Kolonyalizme, kapitalizme, emperyalizme, yani sömürü, baskı ve eziyetin her çeşidine karşı olan Türkiye’deki solcular (özellikle sosyalist ve komünistler) Rusya Türk Müslümanlarına, Balkanlarda yaşayan Müslümanlara ve hatta Balkanlarda yaşayan Türklere mesafeli davranmışlardır. Özgürlük ve bağımsızlık için mücadele eden kimseyi tanımamaktadırlar…

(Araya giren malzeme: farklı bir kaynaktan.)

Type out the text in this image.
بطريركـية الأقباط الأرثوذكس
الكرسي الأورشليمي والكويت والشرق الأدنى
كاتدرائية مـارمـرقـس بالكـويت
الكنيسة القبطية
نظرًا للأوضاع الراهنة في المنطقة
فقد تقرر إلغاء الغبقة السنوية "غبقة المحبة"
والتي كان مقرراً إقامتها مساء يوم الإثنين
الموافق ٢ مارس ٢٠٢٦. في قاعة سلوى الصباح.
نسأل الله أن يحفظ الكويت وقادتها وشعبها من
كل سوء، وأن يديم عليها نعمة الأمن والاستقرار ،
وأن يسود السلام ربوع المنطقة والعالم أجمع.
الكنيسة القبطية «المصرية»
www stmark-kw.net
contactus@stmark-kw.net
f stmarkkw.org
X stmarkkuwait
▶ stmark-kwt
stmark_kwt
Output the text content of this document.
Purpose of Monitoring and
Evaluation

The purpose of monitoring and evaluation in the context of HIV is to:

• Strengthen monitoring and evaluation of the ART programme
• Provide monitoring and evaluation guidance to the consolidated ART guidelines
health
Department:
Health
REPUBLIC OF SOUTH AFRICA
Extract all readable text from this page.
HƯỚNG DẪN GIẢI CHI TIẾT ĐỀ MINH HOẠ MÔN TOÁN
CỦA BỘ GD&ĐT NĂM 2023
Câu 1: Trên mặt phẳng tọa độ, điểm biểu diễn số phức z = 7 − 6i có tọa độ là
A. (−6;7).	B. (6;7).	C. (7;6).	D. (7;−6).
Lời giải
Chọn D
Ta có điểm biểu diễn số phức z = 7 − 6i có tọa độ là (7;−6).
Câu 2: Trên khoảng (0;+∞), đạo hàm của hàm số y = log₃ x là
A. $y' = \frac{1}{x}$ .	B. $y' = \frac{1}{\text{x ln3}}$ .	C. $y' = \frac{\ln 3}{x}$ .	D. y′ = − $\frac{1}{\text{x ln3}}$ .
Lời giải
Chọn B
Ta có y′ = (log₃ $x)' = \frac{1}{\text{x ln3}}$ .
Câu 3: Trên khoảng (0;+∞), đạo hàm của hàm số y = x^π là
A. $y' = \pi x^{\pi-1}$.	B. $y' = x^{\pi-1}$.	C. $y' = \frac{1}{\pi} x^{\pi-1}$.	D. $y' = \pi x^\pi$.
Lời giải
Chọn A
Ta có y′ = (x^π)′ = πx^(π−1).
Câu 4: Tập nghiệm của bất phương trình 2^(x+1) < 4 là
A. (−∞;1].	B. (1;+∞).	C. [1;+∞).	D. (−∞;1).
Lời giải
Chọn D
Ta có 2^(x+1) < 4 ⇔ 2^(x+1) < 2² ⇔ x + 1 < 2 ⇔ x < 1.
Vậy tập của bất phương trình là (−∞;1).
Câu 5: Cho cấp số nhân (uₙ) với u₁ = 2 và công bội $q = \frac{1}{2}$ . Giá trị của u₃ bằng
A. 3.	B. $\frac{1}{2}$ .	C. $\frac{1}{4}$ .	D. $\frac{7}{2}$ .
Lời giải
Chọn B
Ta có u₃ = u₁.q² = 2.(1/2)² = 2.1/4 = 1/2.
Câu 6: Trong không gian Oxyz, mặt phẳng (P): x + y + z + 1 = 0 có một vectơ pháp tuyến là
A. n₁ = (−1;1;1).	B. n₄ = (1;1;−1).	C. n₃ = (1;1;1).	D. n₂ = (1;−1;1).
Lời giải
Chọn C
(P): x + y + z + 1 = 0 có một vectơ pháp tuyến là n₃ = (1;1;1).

Orta Asya halkları için Vamık Volkan’ın aşağıda yaptığı tespiti anlayamamışlardır.
“Özellikle Orta Asya halkları için İslam, “ruhaniliğin bir kaynağı ve ifade biçimi olarak daha az önem taşıyan, fakat “başkası”nın varlığı ve baskılarına karşı tepki niteliğinde, grup kimliğinin bir kaynağı olarak daha önemli” bir hale gelmiştir.”
(Sayfa 89, Vamık D.Volkan, Körü körüne inanç, Kriz ve terör dönemlerinde geniş gruplar ve liderleri Haziran 2017, Asi Kitap)
Bunu geç anlayan ve bir gerçeği de itiraf eden Emel Akal olmuştur.”Çarlık Rusya’nın yeni ele geçirdiği topraklarda yaşayan Müslümam halklara saldırısı o kadar acımasız olmuştur ki, bu toprakların kendileri de mezhep farkına bakmaksızın ortak bir dayanışma gereksinimi içinde üst kimlik olarak Müslümanlığı öne çıkarmıştır.”
-“Esir Türkler, Dış Türkler için dökülen gözyaşlarına bir yakınlık hissetmedim. Benim için esas olan ırkı, milliyeti, cinsiyeti, dini, dili ne olursa olsun emekçi dayanışmasıydı. Bu nedenle Sovyet Rusya’da Müslümanların yaşadığı mağduriyet anlatılarına karşı hep mesafeli durdum…”
 
(Emel Akal (Müslüman Komünistler, Petrograd-Kazan (1917-18) İletişim Yayınları, 2020)
Sosyalist Yugoslavya’da 1968 yılına kadar Boşnaklar ulus olarak tanınmıyordu. Bu tarihten sonra ulus olarak “Müslüman” ismi ile tanındılar. 28 Eylül 1993 yılında “Müslüman” olan ulus ismini “Boşnak” olarak bir daha tartışmaya açmamak üzere ilan ettiler.
 
Türkiye solu Orta Asya’yı anlamadığı gibi maalesef Balkanları da anlayamamıştır.